Hi all, I just started the course. I’m excited to see where it takes me.
In parallel with this course, I am working on my first Kaggle competition. I based my first submission off of a tutorial I found, and am now working on version two. The first tutorial used feature engineering to create a “Title” feature that ended up adding value.
In version 2, I engineered a “Deck” feature from the existing “Cabin” feature. Unfortunately, there are 1015 missing cabin entries. I decided, after some research into the ship layout, to plot the distribution of decks based on ticket class. This graphic is what I produced to visualize the relationship:
Based on this, I came up with some rough probabilities of where to fit the missing data:
# rough estimate of weights based on graph:
choice_dict = {
1: [['A', 'B', 'C', 'D', 'E'],
[.12, .22, .32, .20, .14]],
2: [['D', 'E', 'F'],
[.16, .34, .50]],
3: [['E', 'F', 'G'],
[1/3, 1/3, 1/3]]
}
And applied it like so:
for key, value in choice_dict.items():
m = (joint_df.Pclass == key) & joint_df.Deck.isnull()
num = len(joint_df.loc[m, 'Deck'])
fill_in = np.random.choice(value[0], size=num, p=value[1])

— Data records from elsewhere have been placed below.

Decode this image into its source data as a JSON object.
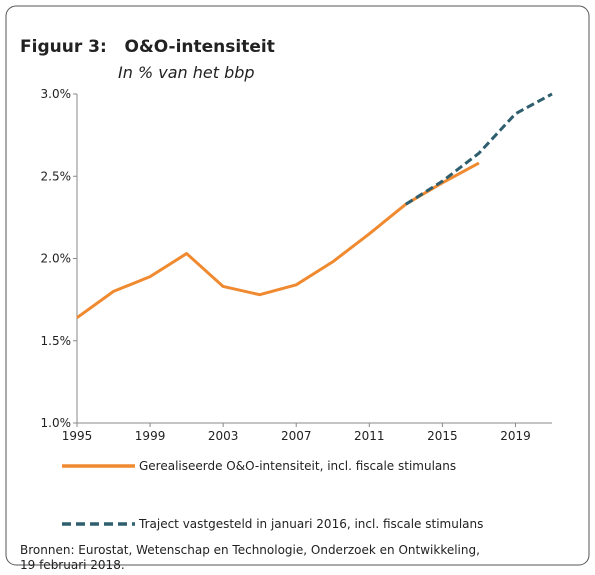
{
  "chart_data": {
    "type": "line",
    "title": "Figuur 3:   O&O-intensiteit",
    "subtitle": "In % van het bbp",
    "source": "Bronnen: Eurostat, Wetenschap en Technologie, Onderzoek en Ontwikkeling,",
    "source_line2": "19 februari 2018.",
    "xlim": [
      1995,
      2021
    ],
    "xticks": [
      1995,
      1999,
      2003,
      2007,
      2011,
      2015,
      2019
    ],
    "ylim": [
      1.0,
      3.0
    ],
    "yticks": [
      {
        "value": 1.0,
        "label": "1.0%"
      },
      {
        "value": 1.5,
        "label": "1.5%"
      },
      {
        "value": 2.0,
        "label": "2.0%"
      },
      {
        "value": 2.5,
        "label": "2.5%"
      },
      {
        "value": 3.0,
        "label": "3.0%"
      }
    ],
    "grid": false,
    "series": [
      {
        "name": "Gerealiseerde O&O-intensiteit, incl. fiscale stimulans",
        "color": "#f08a30",
        "dashed": false,
        "x": [
          1995,
          1997,
          1999,
          2001,
          2003,
          2005,
          2007,
          2009,
          2011,
          2013,
          2015,
          2017
        ],
        "values": [
          1.64,
          1.8,
          1.89,
          2.03,
          1.83,
          1.78,
          1.84,
          1.98,
          2.15,
          2.33,
          2.46,
          2.58
        ]
      },
      {
        "name": "Traject vastgesteld in januari 2016, incl. fiscale stimulans",
        "color": "#2f5f6e",
        "dashed": true,
        "x": [
          2013,
          2015,
          2017,
          2019,
          2021
        ],
        "values": [
          2.33,
          2.47,
          2.64,
          2.88,
          3.0
        ]
      }
    ]
  }
}
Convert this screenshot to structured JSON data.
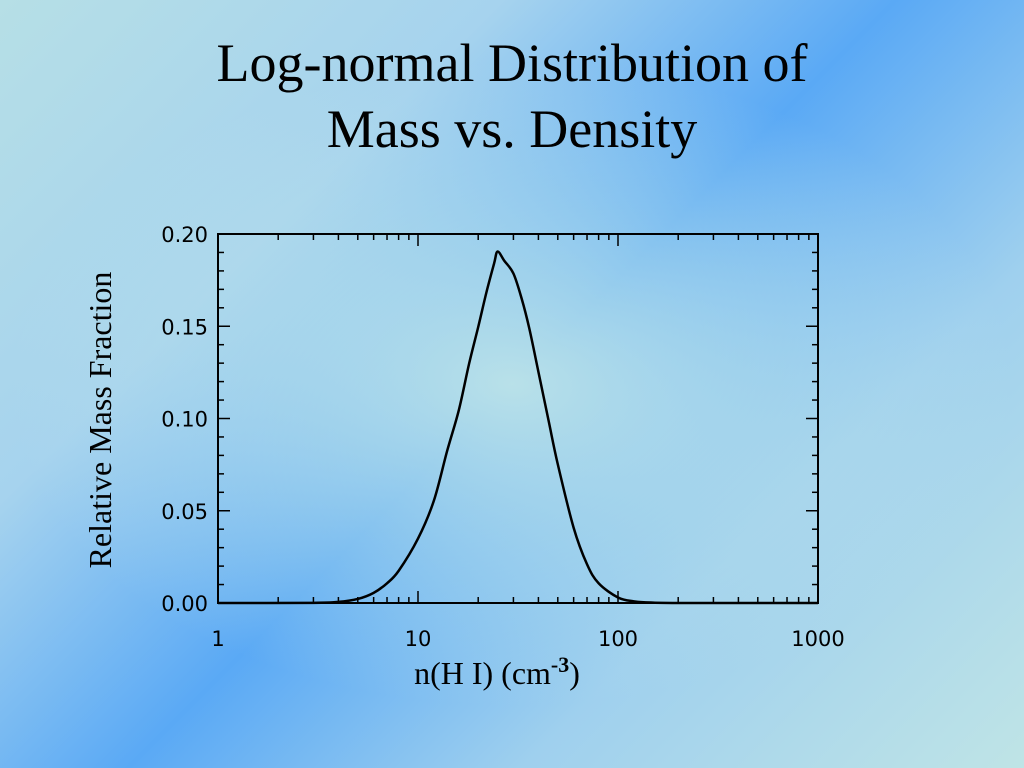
{
  "slide": {
    "title_line1": "Log-normal Distribution of",
    "title_line2": "Mass vs. Density"
  },
  "chart_data": {
    "type": "line",
    "xscale": "log",
    "xlim": [
      1,
      1000
    ],
    "ylim": [
      0.0,
      0.2
    ],
    "xlabel": "n(H I) (cm",
    "xlabel_superscript": "-3",
    "xlabel_suffix": ")",
    "ylabel": "Relative Mass Fraction",
    "x_tick_labels": [
      "1",
      "10",
      "100",
      "1000"
    ],
    "x_ticks": [
      1,
      10,
      100,
      1000
    ],
    "y_tick_labels": [
      "0.00",
      "0.05",
      "0.10",
      "0.15",
      "0.20"
    ],
    "y_ticks": [
      0.0,
      0.05,
      0.1,
      0.15,
      0.2
    ],
    "grid": false,
    "series": [
      {
        "x": [
          1,
          3,
          4,
          5,
          6,
          7,
          8,
          10,
          12,
          14,
          16,
          18,
          20,
          22,
          24,
          25,
          27,
          30,
          33,
          36,
          40,
          45,
          50,
          60,
          70,
          80,
          100,
          120,
          150,
          200,
          300,
          1000
        ],
        "y": [
          0.0,
          0.0001,
          0.0006,
          0.0022,
          0.0055,
          0.0107,
          0.0174,
          0.0349,
          0.0554,
          0.0826,
          0.1045,
          0.1296,
          0.1496,
          0.1685,
          0.1839,
          0.1905,
          0.1855,
          0.1786,
          0.1649,
          0.1489,
          0.1253,
          0.0987,
          0.0752,
          0.0408,
          0.021,
          0.0107,
          0.003,
          0.0009,
          0.0002,
          0.0,
          0.0,
          0.0
        ],
        "color": "#000000"
      }
    ]
  }
}
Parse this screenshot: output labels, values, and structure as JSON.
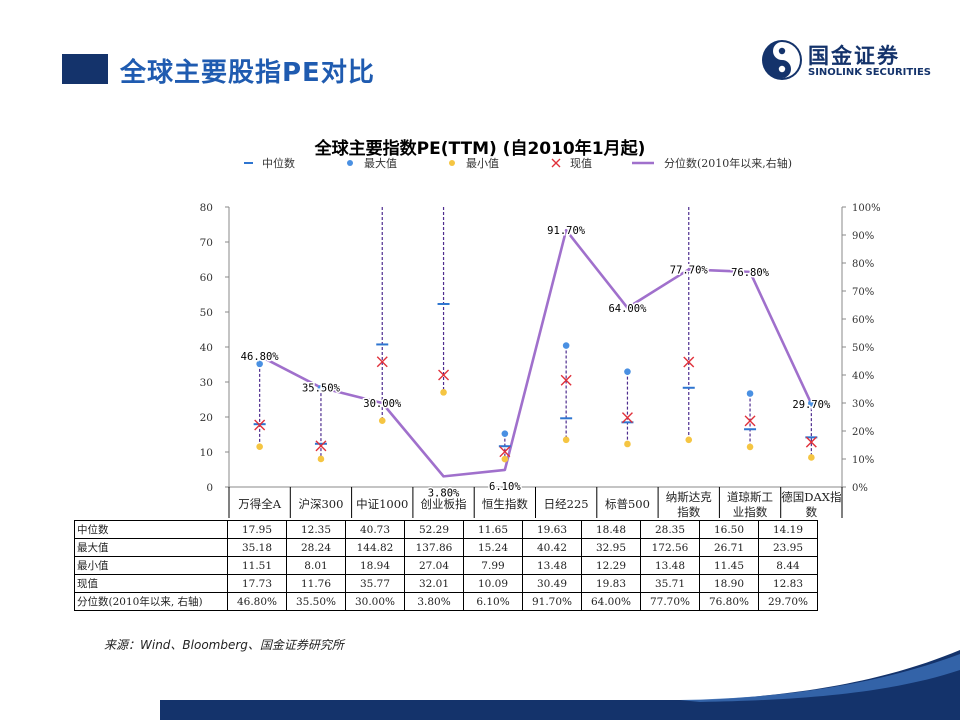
{
  "page": {
    "title": "全球主要股指PE对比",
    "source": "来源：Wind、Bloomberg、国金证券研究所"
  },
  "logo": {
    "cn": "国金证券",
    "en": "SINOLINK SECURITIES"
  },
  "colors": {
    "navy": "#14336b",
    "blue": "#1f5bb0",
    "median": "#2e75d0",
    "max": "#4a90e2",
    "min": "#f5c542",
    "current": "#e0303a",
    "pct_line": "#a070cc",
    "whisker": "#4f2d8f"
  },
  "chart_data": {
    "type": "line",
    "title": "全球主要指数PE(TTM)  (自2010年1月起)",
    "categories": [
      "万得全A",
      "沪深300",
      "中证1000",
      "创业板指",
      "恒生指数",
      "日经225",
      "标普500",
      "纳斯达克指数",
      "道琼斯工业指数",
      "德国DAX指数"
    ],
    "category_labels": [
      [
        "万得全A"
      ],
      [
        "沪深300"
      ],
      [
        "中证1000"
      ],
      [
        "创业板指"
      ],
      [
        "恒生指数"
      ],
      [
        "日经225"
      ],
      [
        "标普500"
      ],
      [
        "纳斯达克",
        "指数"
      ],
      [
        "道琼斯工",
        "业指数"
      ],
      [
        "德国DAX指",
        "数"
      ]
    ],
    "legend": [
      "中位数",
      "最大值",
      "最小值",
      "现值",
      "分位数(2010年以来,右轴)"
    ],
    "legend_position": "top",
    "left_axis": {
      "min": 0,
      "max": 80,
      "ticks": [
        "0",
        "10",
        "20",
        "30",
        "40",
        "50",
        "60",
        "70",
        "80"
      ]
    },
    "right_axis": {
      "min": 0,
      "max": 100,
      "ticks": [
        "0%",
        "10%",
        "20%",
        "30%",
        "40%",
        "50%",
        "60%",
        "70%",
        "80%",
        "90%",
        "100%"
      ]
    },
    "series": [
      {
        "name": "中位数",
        "values": [
          17.95,
          12.35,
          40.73,
          52.29,
          11.65,
          19.63,
          18.48,
          28.35,
          16.5,
          14.19
        ]
      },
      {
        "name": "最大值",
        "values": [
          35.18,
          28.24,
          144.82,
          137.86,
          15.24,
          40.42,
          32.95,
          172.56,
          26.71,
          23.95
        ]
      },
      {
        "name": "最小值",
        "values": [
          11.51,
          8.01,
          18.94,
          27.04,
          7.99,
          13.48,
          12.29,
          13.48,
          11.45,
          8.44
        ]
      },
      {
        "name": "现值",
        "values": [
          17.73,
          11.76,
          35.77,
          32.01,
          10.09,
          30.49,
          19.83,
          35.71,
          18.9,
          12.83
        ]
      },
      {
        "name": "分位数(2010年以来,右轴)",
        "axis": "right",
        "values": [
          46.8,
          35.5,
          30.0,
          3.8,
          6.1,
          91.7,
          64.0,
          77.7,
          76.8,
          29.7
        ]
      }
    ],
    "pct_labels": [
      "46.80%",
      "35.50%",
      "30.00%",
      "3.80%",
      "6.10%",
      "91.70%",
      "64.00%",
      "77.70%",
      "76.80%",
      "29.70%"
    ]
  },
  "table": {
    "rows": [
      {
        "label": "中位数",
        "cells": [
          "17.95",
          "12.35",
          "40.73",
          "52.29",
          "11.65",
          "19.63",
          "18.48",
          "28.35",
          "16.50",
          "14.19"
        ]
      },
      {
        "label": "最大值",
        "cells": [
          "35.18",
          "28.24",
          "144.82",
          "137.86",
          "15.24",
          "40.42",
          "32.95",
          "172.56",
          "26.71",
          "23.95"
        ]
      },
      {
        "label": "最小值",
        "cells": [
          "11.51",
          "8.01",
          "18.94",
          "27.04",
          "7.99",
          "13.48",
          "12.29",
          "13.48",
          "11.45",
          "8.44"
        ]
      },
      {
        "label": "现值",
        "cells": [
          "17.73",
          "11.76",
          "35.77",
          "32.01",
          "10.09",
          "30.49",
          "19.83",
          "35.71",
          "18.90",
          "12.83"
        ]
      },
      {
        "label": "分位数(2010年以来, 右轴)",
        "cells": [
          "46.80%",
          "35.50%",
          "30.00%",
          "3.80%",
          "6.10%",
          "91.70%",
          "64.00%",
          "77.70%",
          "76.80%",
          "29.70%"
        ]
      }
    ]
  }
}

joint_df.loc[m, 'Deck'] = fill_in
I thought I was being clever, but this caused all of my metrics to drop by about 3%. I’m just looking for some insight into why that might be. I don’t know how to ‘tune’ a model yet, so I figured my best bet for improving scores is working with the pre-processing of the data.
Any insights appreciated.